With passage of the Clean Water Act in 1970, Congress sought to restore and enhance our nation’s water. Since then, and with the help of technological innovation, industry sources have significantly reduced their impacts on arguably the most important natural resource this world has to offer. As a result, many of the nation’s waters previously labeled “impaired” are now restored.
In order to ensure continued progress, CRA’s member companies work tirelessly to find new and innovative ways to efficiently reduce pollution and comply with the law.
As part of that process, CRA advocates for a workable definition of Waters of the United States (WOTUS) that protects the environment and will withstand court challenges. The Obama Administration’s proposed Clean Water Rule did not meet that test, as it would have required manufacturing facilities to obtain a Clean Water Act permit and be subject to federal regulation for activities near snow melt and prairie potholes, in addition to direct discharges into navigable waters.

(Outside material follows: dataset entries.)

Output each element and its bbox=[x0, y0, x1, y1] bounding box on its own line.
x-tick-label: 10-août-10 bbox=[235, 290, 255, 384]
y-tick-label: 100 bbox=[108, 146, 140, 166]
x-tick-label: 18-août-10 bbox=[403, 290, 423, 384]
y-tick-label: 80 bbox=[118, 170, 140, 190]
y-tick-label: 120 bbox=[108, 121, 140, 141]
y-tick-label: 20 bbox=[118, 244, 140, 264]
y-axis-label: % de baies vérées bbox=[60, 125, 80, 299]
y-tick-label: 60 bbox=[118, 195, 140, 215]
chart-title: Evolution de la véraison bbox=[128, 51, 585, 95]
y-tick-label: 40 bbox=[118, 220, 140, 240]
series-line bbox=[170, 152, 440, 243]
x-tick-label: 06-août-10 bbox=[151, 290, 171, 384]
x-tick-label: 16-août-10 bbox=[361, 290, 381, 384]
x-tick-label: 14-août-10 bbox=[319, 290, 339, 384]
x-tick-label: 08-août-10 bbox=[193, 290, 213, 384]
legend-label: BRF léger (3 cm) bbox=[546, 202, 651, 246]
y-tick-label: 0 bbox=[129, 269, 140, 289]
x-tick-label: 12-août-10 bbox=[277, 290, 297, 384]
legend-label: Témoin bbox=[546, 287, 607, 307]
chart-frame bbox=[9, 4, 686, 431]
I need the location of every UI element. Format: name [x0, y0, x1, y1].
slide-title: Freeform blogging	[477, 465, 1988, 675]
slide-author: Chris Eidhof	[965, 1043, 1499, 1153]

Consumers, suppliers, and government regulators increasingly demand carbon scores for a wide range of products. CRA has a keen interest in ensuring the GHG accounting methodologies used and the resulting scores for bioproducts made from corn are appropriate. The Argonne National Lab’s Greenhouse Gases, Regulated Emissions, and Energy Use in Transportation (GREET) is a widely cited life cycle analysis model that can be applied to fuel and non-fuel bioproducts. Currently, corn-derived dextrose is not designated as a feedstock for determining carbon intensity (CI) values in the model. As a result, dextrose-derived bioproducts carry a heavier burden of the CI score than they would if dextrose had its own pathway. CRA leads an effort with staff at Argonne to add a dextrose pathway to the GREET model, which will provide dextrose users an accurate accounting of the carbon intensity of their feedstock.